Wir beobachten nur Fragmente aus Barneys sonstigem Leben, neben der Ehe
mit Miriam, die im Zentrum steht. Vieles wird dabei gar nicht oder nur
halbherzig aufgelöst, schwirrt manchmal nur so nebenbei mit,
macht für längere Zeit Pause, um dann kurz vor
Schluss noch ganz schnell abgefertigt zu werden. So ist nun mal das
Leben, könnte man sagen. Aber ein Leben passt schon kaum in
einen 400-seitigen Roman, wie dann in einen normalen Spielfilm?

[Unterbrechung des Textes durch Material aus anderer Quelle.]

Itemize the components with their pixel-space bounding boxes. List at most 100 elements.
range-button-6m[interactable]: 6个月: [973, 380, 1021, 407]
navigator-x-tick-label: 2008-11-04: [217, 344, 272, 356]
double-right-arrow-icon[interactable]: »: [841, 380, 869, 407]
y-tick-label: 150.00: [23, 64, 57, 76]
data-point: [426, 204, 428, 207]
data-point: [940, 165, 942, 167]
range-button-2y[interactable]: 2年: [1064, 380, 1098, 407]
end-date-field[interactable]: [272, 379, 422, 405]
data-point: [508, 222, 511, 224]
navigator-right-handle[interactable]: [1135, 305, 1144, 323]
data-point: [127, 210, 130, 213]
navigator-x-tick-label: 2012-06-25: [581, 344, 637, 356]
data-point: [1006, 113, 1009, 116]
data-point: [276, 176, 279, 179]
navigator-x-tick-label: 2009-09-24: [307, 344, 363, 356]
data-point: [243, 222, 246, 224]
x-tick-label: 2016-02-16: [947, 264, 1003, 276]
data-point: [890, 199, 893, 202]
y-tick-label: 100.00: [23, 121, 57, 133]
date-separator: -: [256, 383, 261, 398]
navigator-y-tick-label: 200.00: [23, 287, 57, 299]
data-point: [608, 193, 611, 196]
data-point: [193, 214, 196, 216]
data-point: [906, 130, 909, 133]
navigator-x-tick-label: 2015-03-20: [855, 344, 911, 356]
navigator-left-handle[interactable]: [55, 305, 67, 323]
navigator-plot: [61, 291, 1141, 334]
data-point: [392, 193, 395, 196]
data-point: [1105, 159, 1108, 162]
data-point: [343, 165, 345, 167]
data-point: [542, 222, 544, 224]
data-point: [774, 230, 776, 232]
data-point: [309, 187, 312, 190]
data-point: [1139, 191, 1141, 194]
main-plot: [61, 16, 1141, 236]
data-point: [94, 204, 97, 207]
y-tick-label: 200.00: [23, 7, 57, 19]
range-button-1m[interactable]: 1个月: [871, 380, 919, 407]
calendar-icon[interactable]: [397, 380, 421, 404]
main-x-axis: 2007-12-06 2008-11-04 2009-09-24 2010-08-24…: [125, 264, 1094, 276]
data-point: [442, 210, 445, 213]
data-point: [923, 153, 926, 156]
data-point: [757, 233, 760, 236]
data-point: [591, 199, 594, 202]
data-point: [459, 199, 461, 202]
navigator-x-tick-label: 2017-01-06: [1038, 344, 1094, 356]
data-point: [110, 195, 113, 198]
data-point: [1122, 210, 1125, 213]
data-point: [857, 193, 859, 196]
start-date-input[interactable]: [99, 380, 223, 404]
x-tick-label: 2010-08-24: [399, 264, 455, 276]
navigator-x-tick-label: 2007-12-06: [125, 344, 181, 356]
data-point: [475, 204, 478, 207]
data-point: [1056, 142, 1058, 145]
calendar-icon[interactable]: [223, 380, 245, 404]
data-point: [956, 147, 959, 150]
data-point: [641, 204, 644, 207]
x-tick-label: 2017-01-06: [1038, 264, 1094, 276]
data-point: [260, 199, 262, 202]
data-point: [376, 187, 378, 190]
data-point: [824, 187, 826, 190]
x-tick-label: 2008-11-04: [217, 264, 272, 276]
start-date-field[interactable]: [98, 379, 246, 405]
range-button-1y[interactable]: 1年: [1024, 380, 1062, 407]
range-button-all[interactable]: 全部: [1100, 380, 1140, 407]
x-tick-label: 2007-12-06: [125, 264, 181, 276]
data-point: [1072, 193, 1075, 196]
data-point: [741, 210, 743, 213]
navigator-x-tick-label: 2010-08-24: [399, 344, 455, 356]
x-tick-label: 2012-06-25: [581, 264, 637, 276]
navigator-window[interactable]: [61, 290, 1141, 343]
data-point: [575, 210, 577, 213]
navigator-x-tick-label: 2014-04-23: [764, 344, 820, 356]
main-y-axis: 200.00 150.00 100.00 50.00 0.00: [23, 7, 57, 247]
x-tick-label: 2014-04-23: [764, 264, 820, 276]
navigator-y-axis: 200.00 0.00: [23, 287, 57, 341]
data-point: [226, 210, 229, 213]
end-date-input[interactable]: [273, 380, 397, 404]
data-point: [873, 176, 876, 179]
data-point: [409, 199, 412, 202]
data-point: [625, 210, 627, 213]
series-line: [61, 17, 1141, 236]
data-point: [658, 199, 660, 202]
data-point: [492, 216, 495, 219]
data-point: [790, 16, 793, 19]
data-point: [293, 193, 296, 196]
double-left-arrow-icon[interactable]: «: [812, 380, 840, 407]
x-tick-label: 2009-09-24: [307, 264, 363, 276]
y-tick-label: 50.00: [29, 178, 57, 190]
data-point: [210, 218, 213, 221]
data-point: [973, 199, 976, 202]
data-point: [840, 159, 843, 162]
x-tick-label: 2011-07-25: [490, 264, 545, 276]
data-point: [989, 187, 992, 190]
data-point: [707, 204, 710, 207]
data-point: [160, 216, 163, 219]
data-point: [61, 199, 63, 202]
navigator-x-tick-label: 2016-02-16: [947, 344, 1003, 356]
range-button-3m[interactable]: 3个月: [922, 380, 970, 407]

Umso erfreulicher, dass Barney
Panofsky und sein turbulentes, von spontanen Entscheidungen und
Stimmungsschwankungen dominiertes Leben, dennoch unendlich faszinierend
sind. „Barney’s Version“ punktet mit
gekonnt dramatisierter Authentizität und Lebensnähe,
die emotional alles bietet, wie es auch das Leben bietet. Und der ewig
sympathische Paul Giamatti trägt maßgeblichen Anteil
daran, hat er mit diesem Film doch vielleicht den Film seiner Karriere
gefunden, in dem er seinen Typus des sympathisch-schluffigen Zynikers
in idealer Form zum Besten geben kann. Mehr noch als im gelungenen
„Sideways“, reißt Giamatti diesen Film an
sich und mit ihm die Figur des Barney Panofsky, in allen Facetten. Ganz
besonders er macht es mit trockenen Sprüchen, satirischen
Spitzen und dieser unverschämt sympathischen Dreistigkeit
vergessen, dass man Ehefrau Nummer 1, Rachelle Lefevre, in ihrer
tonnenschweren Dramatik kaum fassen kann. Giamatti gelingt es, die
klischeehaft überzeichnete und von Minnie Driver in gekonnter
Übertreibung verkörperte Ehefrau Nummer 2,
auszubremsen, zu erden und nachvollziehbar zu machen. Die gesamte
Mordgeschichte, mit dem Cop, der angeblich der großen
Verschwörung auf die Spur kommt, ist nur
Außenwirkung, nur dramatisches Konstrukt, um die
Fallhöhe für Barney zu erhöhen. Viel
entscheidender war doch das absolut gelungene
Freundschaftsgefüge mit Buddy Boogie Scott Speedman, dem
Barney in einer wunderbar emotionalen Hassliebe verbunden ist.
Doch letztendlich hängt
Barney nur an Miriam. Die Hochzeit mit Minnie Driver, in ihrer gesamten
überkandidelt jüdischen Absurdität, dient
doch letztendlich nur, den einen Moment zu zelebrieren, in dem Barney
auf die Liebe seines Lebens trifft. Es ist absolutes Sinnbild des
großartigen Stimmungsgefüges des Films, der
Galgenhumor, die Romantik und die dramatische Bitterkeit, wenn Barney
auf seiner Hochzeit erstmals von großen
Liebesgefühlen spricht, die nicht das aussagen, was die
Umstehenden zu glauben meinen. Und in Rosamund Pike hat man eh eine
ideale Darstellerin gefunden, diese Frau aller Frauen in Barneys Leben
zu verkörpern. Auch mit dunklen Haaren (und wohl
kanadisch-amerikanischem Akzent in der Originalfassung) ist die
talentierte Engländerin (es wird Zeit für eine gute
Hauptrolle) Herz und Seele der Haupthandlung, neben dem
ungestümen Polterer Barney, der mit voller Kraft trotzig durch
die Wand rennt, um sie zu erobern. Was folgt ist ein
herzzerreißender, emotionaler, mal witziger, mal dramatischer
Lebensbilderbogen, mit Szenen vom Besten und vom Traurigsten, was eine
Beziehung durchmachen kann. Barneys Job, die Kinder, der aufdringliche
Nachbar oder die herrlich komischen Cameos von kanadischen
Regiegrößen – all das ist nur Beiwerk,
wenn Giamatti und Pike ihre Figuren mit viel Wärme und
großer Authentizität zu Leben erwecken. Schmerz und
Enttäuschung treffen auf große Romantik, auf
Sarkasmus und tiefe Depression. So ist das Leben oder so kann es
zumindest für jemanden wie Barney sein. Dass der
dazugehörige Film uns trotz erzählerischer Macken so
sehr erreichen kann, zeigt doch nur, dass Regeln manchmal
überbewertet sind.
Fazit:
Die schonungslos subjektive Lebensbeichte, wie es Vorlage und Titel
vorgeben, verspielt der Film durch eine ungenaue Erzählweise. Doch
insbesondere durch zwei tolle Hauptdarsteller, Rosamund Pike und der
großartige Paul Giamatti, wird aus „Barney’s
Version“ ein emotionaler Lebensbilderbogen, der in Höhen und
Tiefen alles bietet, durchweg gefangen nimmt und authentisch wirkt.